HERMES: High-Performance RISC-V Memory Hierarchy for ML Workloads
Pranav Suryadevara
TL;DR
This work addresses memory bottlenecks in ML workloads running on RISC-V by proposing HERMES, a unified memory hierarchy that combines a shared L3 cache, hybrid DRAM+HBM memory, tensor-aware caching, and advanced prefetching to service accelerators like Gemmini. The approach targets reduced latency, higher bandwidth, improved cache locality, and lower energy, enabling scalable, low-latency ML computation on open RISC-V platforms. Simulation results indicate latency reductions up to 33%, bandwidth gains up to 68%, cache-hit-rate improvements up to 50% (from 60% to 90%), and energy per operation reductions up to 30% versus a baseline. Overall, HERMES demonstrates the viability and benefits of cohesive memory subsystem design for open, accelerator-rich ML workloads on RISC-V, guiding toward scalable, efficient ML inference and training.
Abstract
The growth of machine learning (ML) workloads has underscored the importance of efficient memory hierarchies to address bandwidth, latency, and scalability challenges.

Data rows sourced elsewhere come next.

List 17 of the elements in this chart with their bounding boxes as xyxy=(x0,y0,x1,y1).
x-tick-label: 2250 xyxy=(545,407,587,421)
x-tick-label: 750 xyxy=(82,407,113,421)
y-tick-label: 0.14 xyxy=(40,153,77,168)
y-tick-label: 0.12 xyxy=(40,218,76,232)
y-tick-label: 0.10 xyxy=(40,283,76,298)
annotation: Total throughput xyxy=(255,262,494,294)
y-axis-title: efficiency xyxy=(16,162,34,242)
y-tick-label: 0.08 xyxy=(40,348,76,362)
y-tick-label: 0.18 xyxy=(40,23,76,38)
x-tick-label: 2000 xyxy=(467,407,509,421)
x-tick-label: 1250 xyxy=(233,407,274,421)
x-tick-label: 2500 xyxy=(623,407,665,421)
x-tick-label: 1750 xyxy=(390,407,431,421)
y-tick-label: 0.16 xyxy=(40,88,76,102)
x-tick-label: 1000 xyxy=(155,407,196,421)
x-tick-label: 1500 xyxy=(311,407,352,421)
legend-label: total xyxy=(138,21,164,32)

HERMES focuses on optimizing memory subsystems for RISC-V architectures to meet the computational needs of ML models such as CNNs, RNNs, and Transformers. This project explores state-of-the-art techniques such as advanced prefetching, tensor-aware caching, and hybrid memory models. The cornerstone of HERMES is the integration of shared L3 caches with fine-grained coherence protocols equipped with specialized pathways to deep-learning accelerators such as Gemmini. Simulation tools like Gem5 and DRAMSim2 were used to evaluate baseline performance and scalability under representative ML workloads. The findings of this study highlight the design choices, and the anticipated challenges, paving the way for low-latency scalable memory operations for ML applications.